D’ici 2025, la valeur des actifs ESG devrait être supérieure à 53 000 milliards US, estime McKinsey.

S’il y a des pressions pour accélérer le virage dans les établissements d’enseignement, celui-ci ne doit pas se faire au détriment des connaissances « de base » que les étudiants doivent assimiler, souligne M. Betermier. Autre défi : il faut aussi trouver des enseignants spécialisés dans ces notions.

Le rapport de développement 2019-2020 de HEC Montréal souligne que 94 cours sur les 744 cours magistraux offerts portaient sur des thèmes liés au développement durable. Au baccalauréat en administration des affaires, trois cours sur cette question sont obligatoires depuis 2020.
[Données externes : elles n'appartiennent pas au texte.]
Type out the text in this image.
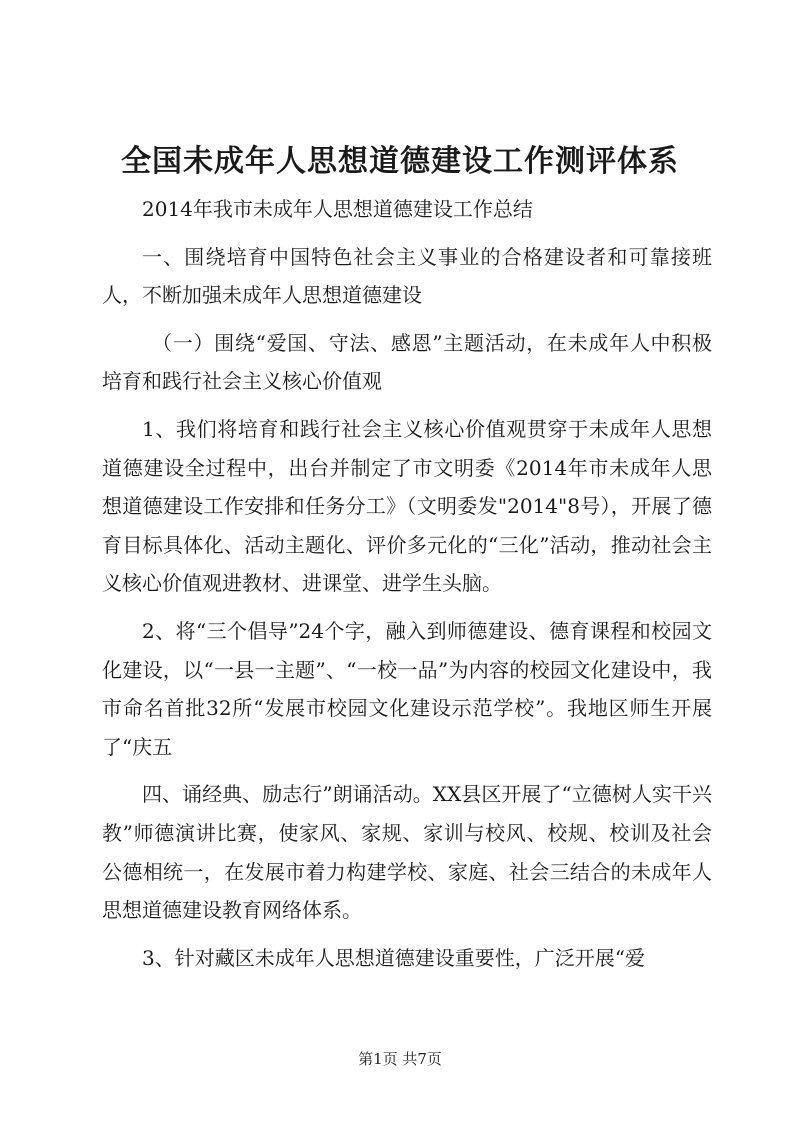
全国未成年人思想道德建设工作测评体系

2014年我市未成年人思想道德建设工作总结

一、围绕培育中国特色社会主义事业的合格建设者和可靠接班人，不断加强未成年人思想道德建设

（一）围绕“爱国、守法、感恩”主题活动，在未成年人中积极培育和践行社会主义核心价值观

1、我们将培育和践行社会主义核心价值观贯穿于未成年人思想道德建设全过程中，出台并制定了市文明委《2014年市未成年人思想道德建设工作安排和任务分工》（文明委发"2014"8号），开展了德育目标具体化、活动主题化、评价多元化的“三化”活动，推动社会主义核心价值观进教材、进课堂、进学生头脑。

2、将“三个倡导”24个字，融入到师德建设、德育课程和校园文化建设，以“一县一主题”、“一校一品”为内容的校园文化建设中，我市命名首批32所“发展市校园文化建设示范学校”。我地区师生开展了“庆五

四、诵经典、励志行”朗诵活动。XX县区开展了“立德树人实干兴教”师德演讲比赛，使家风、家规、家训与校风、校规、校训及社会公德相统一，在发展市着力构建学校、家庭、社会三结合的未成年人思想道德建设教育网络体系。

3、针对藏区未成年人思想道德建设重要性，广泛开展“爱

第1页 共7页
Depuis cette année, un cours spécialisé en finance durable est aussi offert au MBA.

Il y a une conscience que certaines méthodes ne prennent pas nécessairement en compte les coûts environnementaux et sociaux de l’activité économique. Je suis là depuis 12 ans. À l’époque, certains de ces sujets étaient nichés. Ce n’est plus le cas.

Amine Ouazad, du département d’économie appliquée à HEC Montréal

Lorsque vient le temps d’aborder certaines problématiques, la solution n’est « pas nécessairement claire », souligne Dominique Toupin, professeur de finances à l’École de gestion Williams de l’Université Bishop’s.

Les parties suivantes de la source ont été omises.